Three NWO Rubicon grants for Faculty of Science researchers

Grants for João Silva, Sjon Hartman and Hebatalla Elnaggar

Joao Silva, Sjon Hartman and Hebatolla Elnaggar
João Silva, Sjon Hartman and Hebatolla Elnaggar

NWO has awarded a total of 16 Rubicon grants, among which three to researchers at Utrecht's Faculty of Science: biology researcher Sjon Hartman and chemistry researchers Hebatalla Elnaggar and João Silva. The Rubicon grants enable researchers who have recently received their PhDs to do research at foreign research institutes for a maximum of two years. The grant is intended to give young, highly promising researchers the opportunity to gain international research experience.

The current circumstances require appropriate measures. This means that the researchers awarded Rubicon funding in this round will only start their research when the situation is safe for them.

Hebatalla Elnaggar: The magnetism behind future ferrofluids
Sorbonne University (France), Institute of minerology, physics of materials and cosmochemistry, 24 months

Imagine that we could engineer the properties of ferrofluids on demand: targeted drug delivery systems and responsive magneto-intelligent materials will become a reality. The researcher will study bimagnetic ferrofluids in-order to unravel the magnetic interactions required to realise such applications.

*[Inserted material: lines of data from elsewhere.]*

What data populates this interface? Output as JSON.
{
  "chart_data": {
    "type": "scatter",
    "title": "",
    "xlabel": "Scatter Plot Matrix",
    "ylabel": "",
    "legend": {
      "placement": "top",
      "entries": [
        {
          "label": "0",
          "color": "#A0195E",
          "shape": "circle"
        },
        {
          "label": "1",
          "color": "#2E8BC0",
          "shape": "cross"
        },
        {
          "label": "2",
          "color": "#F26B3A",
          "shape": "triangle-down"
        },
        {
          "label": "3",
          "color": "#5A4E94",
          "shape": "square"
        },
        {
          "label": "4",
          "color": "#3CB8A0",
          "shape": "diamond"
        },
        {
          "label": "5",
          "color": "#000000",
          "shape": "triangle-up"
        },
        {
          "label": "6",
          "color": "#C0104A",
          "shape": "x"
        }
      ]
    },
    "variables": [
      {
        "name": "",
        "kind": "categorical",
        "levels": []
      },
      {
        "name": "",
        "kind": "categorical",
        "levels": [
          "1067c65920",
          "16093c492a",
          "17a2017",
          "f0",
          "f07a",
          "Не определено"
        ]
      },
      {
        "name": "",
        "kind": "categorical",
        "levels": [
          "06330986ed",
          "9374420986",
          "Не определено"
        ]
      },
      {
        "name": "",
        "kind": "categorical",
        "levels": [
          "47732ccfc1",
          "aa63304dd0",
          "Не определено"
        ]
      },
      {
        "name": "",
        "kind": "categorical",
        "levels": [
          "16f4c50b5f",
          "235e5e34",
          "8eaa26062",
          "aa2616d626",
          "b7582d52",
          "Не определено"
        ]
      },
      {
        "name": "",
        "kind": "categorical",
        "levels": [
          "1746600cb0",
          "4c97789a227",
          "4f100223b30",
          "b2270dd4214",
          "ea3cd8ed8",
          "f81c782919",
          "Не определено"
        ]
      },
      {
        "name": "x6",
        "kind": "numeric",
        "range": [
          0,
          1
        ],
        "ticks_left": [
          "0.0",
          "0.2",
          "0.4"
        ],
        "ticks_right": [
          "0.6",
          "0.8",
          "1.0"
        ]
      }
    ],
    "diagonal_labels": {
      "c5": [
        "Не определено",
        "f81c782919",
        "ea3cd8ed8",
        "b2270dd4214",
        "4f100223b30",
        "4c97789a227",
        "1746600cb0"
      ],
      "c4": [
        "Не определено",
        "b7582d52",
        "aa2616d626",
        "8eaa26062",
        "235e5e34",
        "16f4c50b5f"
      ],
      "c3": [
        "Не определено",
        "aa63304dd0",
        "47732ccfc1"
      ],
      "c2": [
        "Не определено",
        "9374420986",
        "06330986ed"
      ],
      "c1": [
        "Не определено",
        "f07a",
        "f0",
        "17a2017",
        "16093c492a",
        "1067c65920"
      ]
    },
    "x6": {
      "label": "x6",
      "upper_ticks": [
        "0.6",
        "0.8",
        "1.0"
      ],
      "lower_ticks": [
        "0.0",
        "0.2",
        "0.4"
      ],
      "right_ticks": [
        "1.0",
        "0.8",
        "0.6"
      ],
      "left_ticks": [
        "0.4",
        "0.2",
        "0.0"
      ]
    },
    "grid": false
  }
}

Sjon Hartman: Molecular stress memory in plants
University of Birmingham (UK), School of Biosciences, 24 months

Plants can protect themselves against recurring stress by ‘remembering’ environmental cues. How do plants do this? The researcher aims to uncover how the memory protein VRN2 uses flooding signals to improve flooding stress tolerance.

João Silva: The role of cholesterol in Alzheimer's disease
Massachusetts Institute of Technology (US), Department of Chemistry, 24 months

Alzheimer's disease is caused by amyloid plaque formation in the brain. Plaque formation is correlated with the presence of cholesterol, but the molecular mechanisms involved are still unknown. This research will describe the interaction between cholesterol and amyloid precursors in atomic detail.